Anglophiles who were on Tumblr circa 2011 can tell you all about Dan Stevens on the early seasons of Downton Abbey. Back then, few things mattered more in the fandom than Cousin Matthew (Stevens) and Lady Mary (Michelle Dockery) ending up together. The two characters seemed to be well on the way to a perfect happy ending right out of a Jane Austen romance. However, fans' dreams were quickly squashed in 2012 when Stevens left the show after season 3 and his character was killed off.

It took some time for Stevens to reestablish himself and get out from under the shadow of that on-screen tragedy. Taking on The Guest in 2014 was clearly part of a transition not just to the big screen, but to weirder roles overall. Matthew Crawley was swoon-worthy in his own right, but ultimately pretty chaste and non-threatening — a far cry from his dark take on David.

Stevens sung his heart out as Disney's titular Beast

Stevens first donned glamorous makeup straight out of Euphoria and then a full body of CGI fur to play the vain prince who was cursed and transformed into the Beast in 2017's live action remake of Beauty and the Beast, starring opposite Emma Watson as Belle. He even sang a new song, "Evermore," in the film, written by Beauty and the Beast's original composer, Alan Menken. 

Of course, you don't actually see Stevens' face that often in Beauty and the Beast for obvious reasons — he's got a furry Beast face for most of it. There's really just the ball at the beginning, when the human prince rejects the witch who curses his whole court, and the transformation at the end when that curse is finally broken. If you didn't know that the guy under all that digital hair was also the guy from The Guest, we certainly wouldn't blame you. 

Stevens twisted our brains on Legion

You almost certainly know Stevens as another potentially dangerous character named David — David Haller on Legion, Noah Hawley's trippy adaptation of the character from Marvel Comics. As the central character, this FX series is probably what Stevens is best known for after Downton Abbey. Is David ultimately a hero? Is he not also kind of a villain? Questions like that are far too simple for the astral plane that is LegionOver three seasons, Stevens uses all of his charm and his entire acting range to play a character trying to understand his mutant powers while under attack from multiple government agencies — and even his own mind. Once or twice, he happens to help save the world with a team of other mutants along the way.

Season 1 of Legion premiered in 2017, and you can totally see how The Guest was a necessary stepping stone from roles like Matthew Crawley to roles like David Haller. 

If that wasn't enough, Stevens also invented Christmas

You might have laughed at The Man Who Invented Christmas when it came out in theaters in 2017, but the Charles Dickens biopic (with Stevens in the lead) is actually pretty good. Christmas is an excuse to embrace corniness, after all. 

Sadly, one major gig you probably don't recognize Stevens from his Broadway star turn in Martin McDonagh's The Hangmen. That had to shut down after just two weeks of performances, according to Deadline, when it became the first Broadway show permanently closed by the coronavirus pandemic. 

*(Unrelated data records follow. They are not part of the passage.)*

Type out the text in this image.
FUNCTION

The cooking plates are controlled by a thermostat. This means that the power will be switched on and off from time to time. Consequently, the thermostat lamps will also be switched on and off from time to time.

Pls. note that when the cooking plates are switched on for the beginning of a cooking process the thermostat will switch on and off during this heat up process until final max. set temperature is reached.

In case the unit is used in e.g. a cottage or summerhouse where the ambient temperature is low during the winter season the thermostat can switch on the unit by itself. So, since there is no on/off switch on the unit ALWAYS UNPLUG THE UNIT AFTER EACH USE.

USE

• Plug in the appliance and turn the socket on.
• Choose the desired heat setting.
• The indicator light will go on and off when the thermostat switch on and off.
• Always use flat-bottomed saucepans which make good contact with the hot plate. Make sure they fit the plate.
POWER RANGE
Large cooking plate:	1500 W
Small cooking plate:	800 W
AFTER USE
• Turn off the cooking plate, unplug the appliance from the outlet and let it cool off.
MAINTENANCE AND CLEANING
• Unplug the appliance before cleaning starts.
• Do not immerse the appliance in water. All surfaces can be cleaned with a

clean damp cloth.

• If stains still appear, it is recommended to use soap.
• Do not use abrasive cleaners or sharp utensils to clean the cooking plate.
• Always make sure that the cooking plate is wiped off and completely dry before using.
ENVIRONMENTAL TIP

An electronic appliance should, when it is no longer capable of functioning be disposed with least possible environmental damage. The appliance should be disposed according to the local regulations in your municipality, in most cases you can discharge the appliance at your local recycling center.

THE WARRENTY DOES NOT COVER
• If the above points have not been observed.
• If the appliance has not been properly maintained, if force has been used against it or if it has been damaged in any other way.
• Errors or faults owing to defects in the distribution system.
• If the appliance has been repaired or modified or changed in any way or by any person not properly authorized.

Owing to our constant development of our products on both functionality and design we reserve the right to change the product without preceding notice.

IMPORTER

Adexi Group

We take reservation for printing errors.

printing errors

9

Next up, Stevens can be found in the Netflix comedy Eurovision Song Contest: The Story of Fire Saga as a villainous pop star standing in the way of Will Ferrell and Rachel McAdams' glory. It's set to debut on the streaming service on June 26. In the meantime, you can catch up with plenty of lesser-known projects that feature his work, like Alex Ross Perry's 2019 film Her Smell. If you want something more low-key, Stevens also has a really good arc on the webseries-turned-HBO comedy High MaintenanceOr, you know, you can keep watching The Guest — its twists and turns are always worth revisiting.